There are enough theories about the Broken Maiden to busy a university of scholars for semesters on end, so we will begin with what is known.
Once, the Maiden dwelt in the heavens. At times, during the month, she looked down upon the world with one eye. Other times, all you could see was her white smile curving through the sky. She blessed magicians with her wisdom, and was known to be the patron goddess of jesters.
And then she fell, not more than forty miles from Vain’s Rest. Among the things that are not known is the cause of her fall; we will return to this. The effects of her fall are clearer. There is a crater some miles across, and in the center, her marble body lies, surrounded by earth turned to glass. Her clothing has not decayed since she fell. Nor has her flesh.
The Broken Maiden is the most powerful source of magic known to man. By the term Broken Maiden we mean both the body and the crater that surrounds it. Some theorists would have it that she fell to save us: some mad genius created a magical source so powerful that the Maiden elected to give her own life in order to stifle it to the point where humanity could remain intact.

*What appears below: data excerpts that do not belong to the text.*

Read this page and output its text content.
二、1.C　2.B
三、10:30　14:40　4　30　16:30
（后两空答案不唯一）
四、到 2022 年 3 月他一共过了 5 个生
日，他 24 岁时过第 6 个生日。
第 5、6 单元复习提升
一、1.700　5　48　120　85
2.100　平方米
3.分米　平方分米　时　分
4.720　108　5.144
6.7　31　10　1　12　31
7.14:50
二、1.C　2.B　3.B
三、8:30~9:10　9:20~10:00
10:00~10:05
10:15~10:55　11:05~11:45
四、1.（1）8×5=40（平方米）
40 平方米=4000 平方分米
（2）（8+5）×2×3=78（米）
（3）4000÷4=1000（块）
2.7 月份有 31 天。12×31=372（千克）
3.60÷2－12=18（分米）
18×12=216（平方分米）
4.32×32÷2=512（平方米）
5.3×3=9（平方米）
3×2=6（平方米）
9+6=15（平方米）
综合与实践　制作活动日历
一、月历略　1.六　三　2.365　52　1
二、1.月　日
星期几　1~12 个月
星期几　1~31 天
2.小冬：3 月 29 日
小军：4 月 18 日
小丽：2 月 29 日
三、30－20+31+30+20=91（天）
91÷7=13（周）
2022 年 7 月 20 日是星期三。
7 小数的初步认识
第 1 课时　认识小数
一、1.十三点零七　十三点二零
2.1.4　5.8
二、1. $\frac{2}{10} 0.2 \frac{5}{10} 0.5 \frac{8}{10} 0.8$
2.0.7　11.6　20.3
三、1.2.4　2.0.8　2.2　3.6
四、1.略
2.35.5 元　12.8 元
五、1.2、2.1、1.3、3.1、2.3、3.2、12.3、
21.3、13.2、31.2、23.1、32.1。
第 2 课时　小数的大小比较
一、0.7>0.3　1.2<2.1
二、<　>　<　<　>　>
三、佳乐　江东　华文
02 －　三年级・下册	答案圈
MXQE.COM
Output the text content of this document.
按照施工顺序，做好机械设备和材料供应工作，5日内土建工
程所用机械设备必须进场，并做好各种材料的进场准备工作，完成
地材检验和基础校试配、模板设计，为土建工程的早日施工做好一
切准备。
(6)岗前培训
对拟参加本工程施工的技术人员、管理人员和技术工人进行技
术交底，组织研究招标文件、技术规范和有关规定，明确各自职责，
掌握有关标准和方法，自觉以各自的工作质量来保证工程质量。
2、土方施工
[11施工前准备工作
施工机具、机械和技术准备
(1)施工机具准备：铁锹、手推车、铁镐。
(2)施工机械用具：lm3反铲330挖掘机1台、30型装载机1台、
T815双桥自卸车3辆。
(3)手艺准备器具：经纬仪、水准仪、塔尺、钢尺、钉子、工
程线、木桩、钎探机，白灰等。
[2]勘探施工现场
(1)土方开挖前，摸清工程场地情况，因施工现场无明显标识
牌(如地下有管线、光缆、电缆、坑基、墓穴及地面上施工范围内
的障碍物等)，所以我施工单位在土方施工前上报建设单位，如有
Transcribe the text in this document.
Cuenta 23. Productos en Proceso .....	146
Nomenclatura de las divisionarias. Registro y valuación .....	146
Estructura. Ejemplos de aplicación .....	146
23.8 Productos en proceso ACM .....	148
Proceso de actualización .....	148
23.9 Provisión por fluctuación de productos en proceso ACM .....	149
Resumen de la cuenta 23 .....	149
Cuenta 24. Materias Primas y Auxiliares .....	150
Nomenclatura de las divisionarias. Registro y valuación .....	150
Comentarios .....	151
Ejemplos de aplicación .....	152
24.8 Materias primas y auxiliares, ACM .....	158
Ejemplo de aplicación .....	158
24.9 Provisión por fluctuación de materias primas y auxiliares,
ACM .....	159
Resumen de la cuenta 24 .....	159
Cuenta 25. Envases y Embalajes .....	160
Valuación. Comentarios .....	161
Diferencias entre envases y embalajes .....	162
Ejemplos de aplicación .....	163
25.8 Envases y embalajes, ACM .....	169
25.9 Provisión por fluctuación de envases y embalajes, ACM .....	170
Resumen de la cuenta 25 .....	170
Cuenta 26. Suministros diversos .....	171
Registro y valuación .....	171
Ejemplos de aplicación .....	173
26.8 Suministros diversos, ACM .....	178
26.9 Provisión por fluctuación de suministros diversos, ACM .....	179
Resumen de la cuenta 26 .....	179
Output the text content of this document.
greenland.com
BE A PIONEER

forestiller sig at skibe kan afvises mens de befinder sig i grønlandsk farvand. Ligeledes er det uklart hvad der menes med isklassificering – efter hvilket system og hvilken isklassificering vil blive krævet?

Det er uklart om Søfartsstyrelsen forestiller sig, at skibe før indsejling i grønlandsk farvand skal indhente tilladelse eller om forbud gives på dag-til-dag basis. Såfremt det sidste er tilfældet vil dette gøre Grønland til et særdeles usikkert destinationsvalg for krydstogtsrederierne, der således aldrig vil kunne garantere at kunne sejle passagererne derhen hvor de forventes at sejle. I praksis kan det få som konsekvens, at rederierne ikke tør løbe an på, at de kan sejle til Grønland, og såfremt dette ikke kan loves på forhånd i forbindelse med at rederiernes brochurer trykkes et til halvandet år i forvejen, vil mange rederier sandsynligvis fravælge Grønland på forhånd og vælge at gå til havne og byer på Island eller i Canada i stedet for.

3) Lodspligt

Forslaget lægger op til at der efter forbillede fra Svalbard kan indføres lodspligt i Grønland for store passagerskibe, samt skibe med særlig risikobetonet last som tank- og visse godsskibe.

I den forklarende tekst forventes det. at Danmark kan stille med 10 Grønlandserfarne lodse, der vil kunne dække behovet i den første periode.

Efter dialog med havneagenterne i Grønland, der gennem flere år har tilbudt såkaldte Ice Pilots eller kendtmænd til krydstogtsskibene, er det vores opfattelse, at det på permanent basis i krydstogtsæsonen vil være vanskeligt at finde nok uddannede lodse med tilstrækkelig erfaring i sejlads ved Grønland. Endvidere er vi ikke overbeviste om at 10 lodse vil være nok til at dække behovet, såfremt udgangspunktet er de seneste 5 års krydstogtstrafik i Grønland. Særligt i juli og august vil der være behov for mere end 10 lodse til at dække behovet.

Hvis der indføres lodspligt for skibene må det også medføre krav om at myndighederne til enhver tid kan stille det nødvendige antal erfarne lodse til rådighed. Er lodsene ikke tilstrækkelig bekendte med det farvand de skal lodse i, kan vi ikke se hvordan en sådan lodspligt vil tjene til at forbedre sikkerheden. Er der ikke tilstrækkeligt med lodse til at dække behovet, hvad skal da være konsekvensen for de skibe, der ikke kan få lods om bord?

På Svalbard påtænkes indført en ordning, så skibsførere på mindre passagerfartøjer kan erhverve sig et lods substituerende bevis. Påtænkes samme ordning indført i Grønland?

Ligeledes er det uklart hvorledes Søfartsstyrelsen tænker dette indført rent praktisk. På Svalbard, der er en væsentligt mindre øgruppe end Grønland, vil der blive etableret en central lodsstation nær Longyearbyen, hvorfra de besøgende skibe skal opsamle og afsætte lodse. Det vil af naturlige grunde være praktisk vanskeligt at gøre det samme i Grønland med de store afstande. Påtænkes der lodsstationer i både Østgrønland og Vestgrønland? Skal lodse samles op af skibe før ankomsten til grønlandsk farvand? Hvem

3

Some theorists, who believe that she fell for some other reason, simply attribute the magical energies that surround the Broken Maiden to the Maiden’s own nature.
Those energies are dangerous. Animals enter the crater from time to time, and are inevitably transmuted. Coming close to the crater is not immediately deadly, but it is a surefire method of changing one’s life. No human lives less than twenty miles from the Broken Maiden. There are edifices much closer, both above and below ground, and many find it worth the trouble to visit them, but few spend more than a week at a time in such pursuits.
Not all of those structures, by the by, were known before the Maiden fell. Some of them seem to have grown from the sands of the desert without the need for human hands.
Vain’s Rest is conveniently located just far enough from the Broken Maiden to be reasonably safe for its inhabitants.